Je rappelle que BDS ne veut pas dire supercalculateur mais Big Data (B et D) + Cyber Sécurité (S pour security).

Enfin Big Data est divisée entre les HPC, les logiciels pour HPC, le Edge Computing et quelques applications pour l’AI. La seule chose qui a de la valeur sont les logiciels, mais c’est là qu’il y a la partie souveraine.

La Cyber, elle est divisée entre une cyber à faible valeur ajoutée, Managed Secured Services, mettre des parefeu Cisco derrière les serveurs et en assurer la maintenance quotidienne, et la Cyber ultra-technique encryptage décryptage pour laquelle Atos a un savoir-faire hérité de Bull, mais sur un petit périmètre de 300M€

Or pour récupérer ce petit périmètre, Atos propose le package BDS avec Big Data dont la MOP est entre 1 et 2% et donc, une fois les frais financiers et frais exceptionnels passés, en perte.

De plus, à cause du côté très allemand de la partie Airbus Space, la DGA voudrait que la partie HPC fasse l’objet d’une co-entreprise où seuls les équipes françaises d’Airbus aient accès. Compliqué pour un truc qui ne rapporte pas pour l’instant…  Donc il faudrait en plus rescinder BDS pour le « désouverainiser ».

Estimations :

Cyber high tech : 2.5x le CA : 750M€.  Managed secured services : 400 à 450M€. Big Data 150M€ le tout.

Par sûr que les acheteurs soient intéressés par Managed Secured Services car environ 53 à 55% des ventes sont pour des clients TFCo. Si TFCo ferme, l’activité s’effondre de 50%

Bref, il semble que le Figaro, quoitiden dans lequel Meunier a fait l’ensemble de ses interviews, n’ait pas été très regardant niveau sources, et que selon d’autres journalistes bien informés, même en OFF, ni Atos, ni Airbus n’a confirmé le moindre accord, ni même l’entrée en discussions exclusives, et même pas l’entrée en discussions tout court.

Par contre, entrée en discussions, oui il y a eu. Ca nos sources à nous, nous confirment en effet qu’il y a des discussions entre Atos et Airbus, mais Dassault et Thalès ont aussi été sondés.

D’ailleurs, nous l’avions annoncé bien avant le Figaro, preuve en est que le blog n’est pas un influenceur, lu par 4 à 5% des petits porteurs au mieux et ignoré des professionnels, car l’action n’a pas bougé sur nos rumeurs à nous et a pris 20% sur la rumeur du Figaro. On va donc voir si Atos va attaque Le Figaro au PNF pour ces informations grossièrement approximatives. Après, ils auraient aussi du mal à avoir des interviews 😀

Quant à moi, à part une petite ligne de 200 titres à découvert pour le fun, j’ai arrêté de trader cette valeur, car autant jouer au casino. Je comprends mieux pourquoi tous les analystes ont arrêté de la suivre, Atos c’est plus aléatoire qu’une série Netflix et ma Recomap publié hier, sera aussi très certainenement la dernière, donc il n’y aura probablement plus qu’Alpha Value et Oddo qui suivront Atos.

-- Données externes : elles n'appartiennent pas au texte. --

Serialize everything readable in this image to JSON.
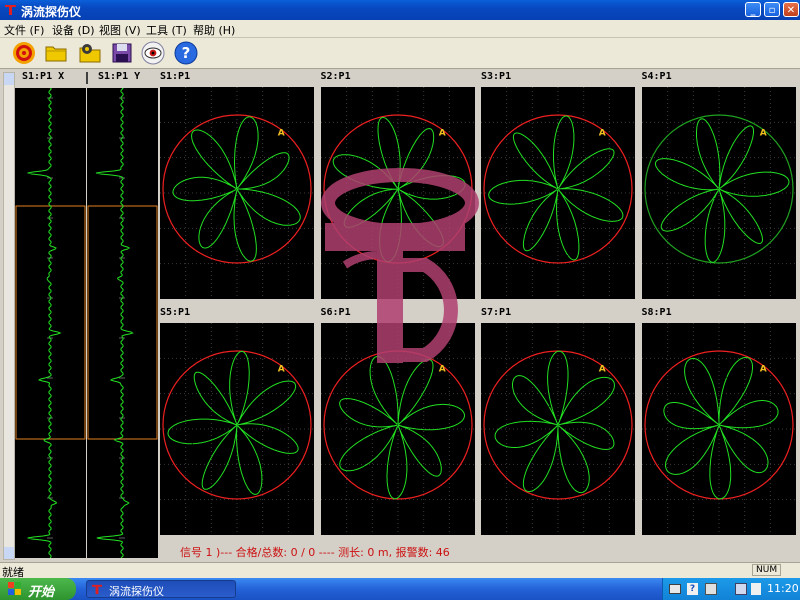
{
  "window": {
    "title": "涡流探伤仪"
  },
  "menu": [
    "文件 (F)",
    "设备 (D)",
    "视图 (V)",
    "工具 (T)",
    "帮助 (H)"
  ],
  "toolbar": {
    "icons": [
      "target-icon",
      "folder-icon",
      "gear-folder-icon",
      "disk-icon",
      "eye-icon",
      "help-icon"
    ],
    "help_glyph": "?"
  },
  "strips": [
    {
      "label": "S1:P1 X"
    },
    {
      "label": "S1:P1 Y"
    }
  ],
  "plots": [
    {
      "label": "S1:P1",
      "marker": "A"
    },
    {
      "label": "S2:P1",
      "marker": "A"
    },
    {
      "label": "S3:P1",
      "marker": "A"
    },
    {
      "label": "S4:P1",
      "marker": "A"
    },
    {
      "label": "S5:P1",
      "marker": "A"
    },
    {
      "label": "S6:P1",
      "marker": "A"
    },
    {
      "label": "S7:P1",
      "marker": "A"
    },
    {
      "label": "S8:P1",
      "marker": "A"
    }
  ],
  "info": {
    "text": "信号 1 )--- 合格/总数: 0 / 0 ---- 测长: 0 m, 报警数: 46"
  },
  "status": {
    "left": "就绪",
    "num": "NUM"
  },
  "taskbar": {
    "start": "开始",
    "app": "涡流探伤仪",
    "clock": "11:20"
  },
  "colors": {
    "trace": "#22e022",
    "circle": "#ee2020",
    "marker": "#f0c020",
    "window_blue": "#0848c0"
  }
}
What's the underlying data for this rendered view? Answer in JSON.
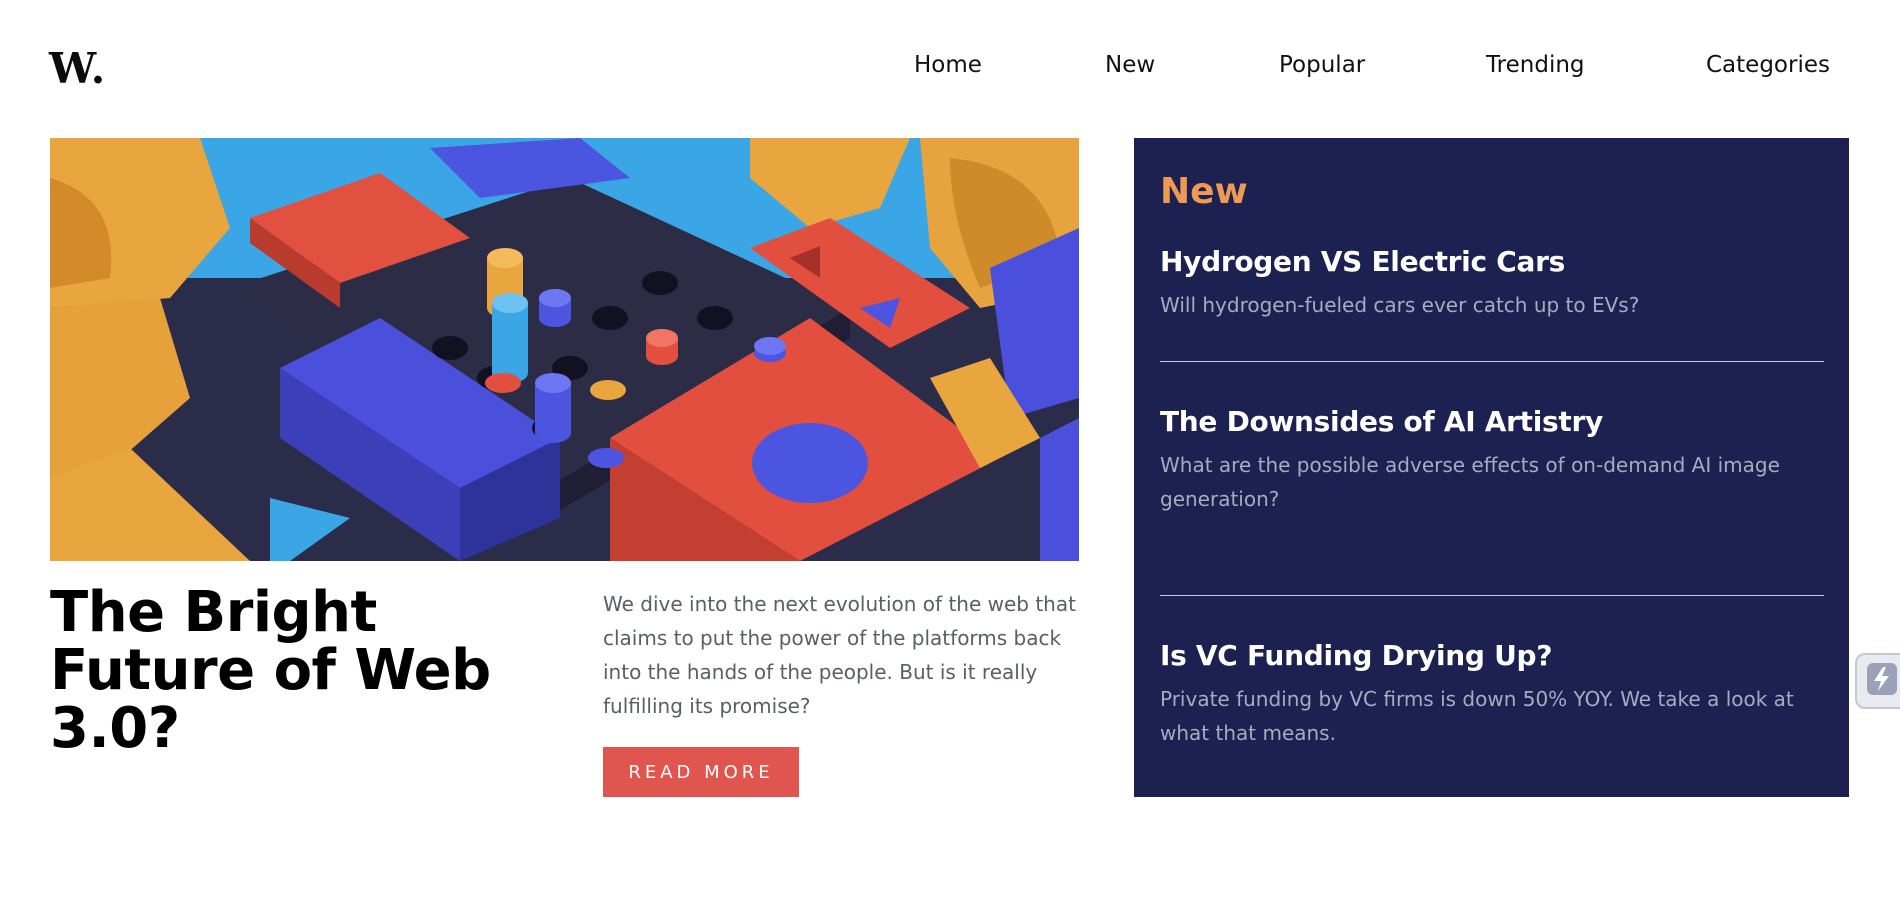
{
  "header": {
    "logo": "W.",
    "nav": [
      "Home",
      "New",
      "Popular",
      "Trending",
      "Categories"
    ]
  },
  "hero": {
    "image_alt": "3D colorful blocks illustration",
    "title": "The Bright Future of Web 3.0?",
    "description": "We dive into the next evolution of the web that claims to put the power of the platforms back into the hands of the people. But is it really fulfilling its promise?",
    "button_label": "READ MORE"
  },
  "sidebar": {
    "title": "New",
    "items": [
      {
        "title": "Hydrogen VS Electric Cars",
        "description": "Will hydrogen-fueled cars ever catch up to EVs?"
      },
      {
        "title": "The Downsides of AI Artistry",
        "description": "What are the possible adverse effects of on-demand AI image generation?"
      },
      {
        "title": "Is VC Funding Drying Up?",
        "description": "Private funding by VC firms is down 50% YOY. We take a look at what that means."
      }
    ]
  },
  "colors": {
    "accent_button": "#e0554d",
    "sidebar_bg": "#1d2152",
    "sidebar_title": "#ef9a52",
    "muted_text": "#a8abbd"
  },
  "icons": {
    "floating_widget": "lightning-icon"
  }
}
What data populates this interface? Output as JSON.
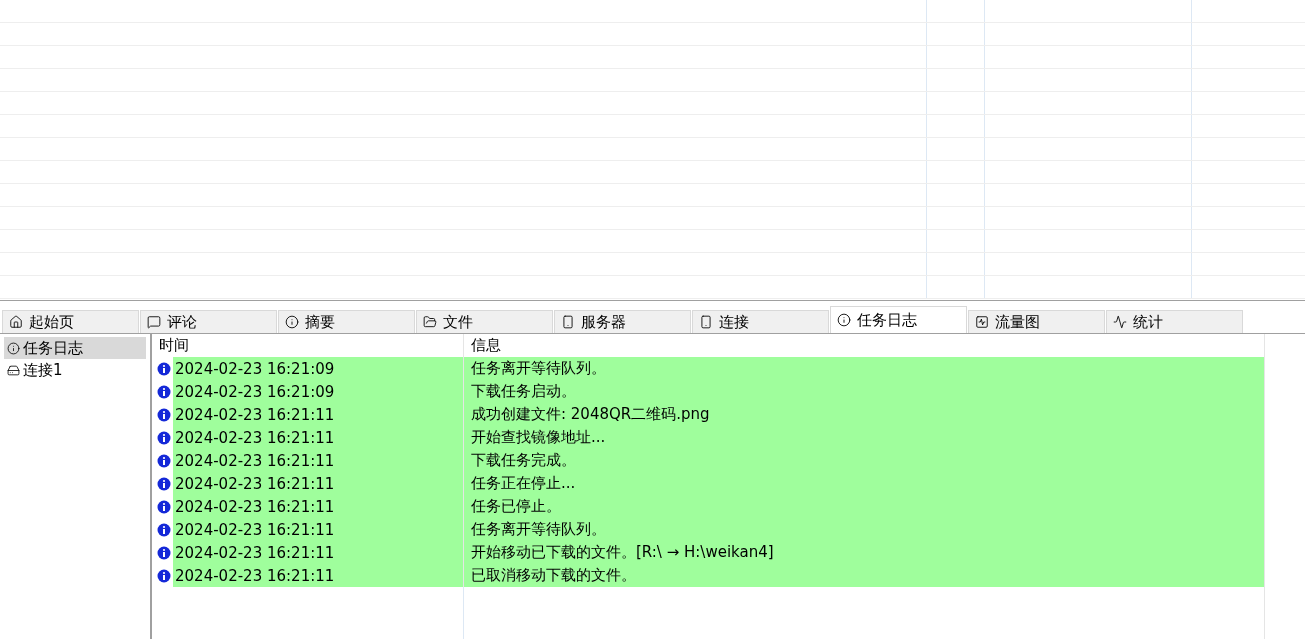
{
  "tabs": [
    {
      "label": "起始页",
      "selected": false
    },
    {
      "label": "评论",
      "selected": false
    },
    {
      "label": "摘要",
      "selected": false
    },
    {
      "label": "文件",
      "selected": false
    },
    {
      "label": "服务器",
      "selected": false
    },
    {
      "label": "连接",
      "selected": false
    },
    {
      "label": "任务日志",
      "selected": true
    },
    {
      "label": "流量图",
      "selected": false
    },
    {
      "label": "统计",
      "selected": false
    }
  ],
  "sidebar": {
    "items": [
      {
        "label": "任务日志",
        "kind": "log",
        "selected": true
      },
      {
        "label": "连接1",
        "kind": "drive",
        "selected": false
      }
    ]
  },
  "log": {
    "columns": [
      "时间",
      "信息"
    ],
    "rows": [
      {
        "kind": "info",
        "time": "2024-02-23 16:21:09",
        "message": "任务离开等待队列。"
      },
      {
        "kind": "info",
        "time": "2024-02-23 16:21:09",
        "message": "下载任务启动。"
      },
      {
        "kind": "info",
        "time": "2024-02-23 16:21:11",
        "message": "成功创建文件: 2048QR二维码.png"
      },
      {
        "kind": "info",
        "time": "2024-02-23 16:21:11",
        "message": "开始查找镜像地址..."
      },
      {
        "kind": "info",
        "time": "2024-02-23 16:21:11",
        "message": "下载任务完成。"
      },
      {
        "kind": "info",
        "time": "2024-02-23 16:21:11",
        "message": "任务正在停止..."
      },
      {
        "kind": "info",
        "time": "2024-02-23 16:21:11",
        "message": "任务已停止。"
      },
      {
        "kind": "info",
        "time": "2024-02-23 16:21:11",
        "message": "任务离开等待队列。"
      },
      {
        "kind": "info",
        "time": "2024-02-23 16:21:11",
        "message": "开始移动已下载的文件。[R:\\ → H:\\weikan4]"
      },
      {
        "kind": "info",
        "time": "2024-02-23 16:21:11",
        "message": "已取消移动下载的文件。"
      }
    ]
  }
}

Mais la patience de Nicolas David peut aussi prendre fin un jour  🙂

Donc notre rumeur est que l’info du Figaro n’était pas une info mais une rumeur et que les probabilités d’aboutir à un accord avec Airbus sont encore très incertaines à ce stade comme dirait Bertrand Meunier.

D’autre part, nous profitons de cet article pour préciser que nous avions oublié de mentionner une petite coquille dans l’article de Médiapart paru avant-hier soir, car c’était une info annexe à Airbus, mais les 500M€ à rembourser avant fin décembre, c’est avant fin décembre 2024 et pas fin décembre 2023 et pour être très précis, le 6 novembre 2024. Sacré Martine 🙂

Voici le cash estimé à fin décembre. A noter que le FCF négatif est ma propre estimation et va à l’encontre de Atos qui l’estime à zéro. Mais quand on voit le DG France nous dire que la MOP de Eviden est sous 5% (hors consolidation Syntel mais avec 60% de la Cyber à forte MOP) on ne voit pas comment le groupe serait à équilibre sur le S2 niveau cash.

Ensuite voilà :

 

 

1 Comment on "Comme d’habitude, attérissage secoué dans « l’affaire Airbus » – Selon nos informations des négociations Atos-Airbus sont en cours avec Atos mais pas du tout au stade d’un accord [Rumeurs-blog]"

  1. Merci pour tout le travail. Bon, j’ai un peu d’Atos en portefeuille mais que vous ayez tort ou raison, le blog est bien fait et vous y passez visiblement vos soirs et weekend. J’espère que vous aurez tort mais je ne doute pas de votre bonne foi !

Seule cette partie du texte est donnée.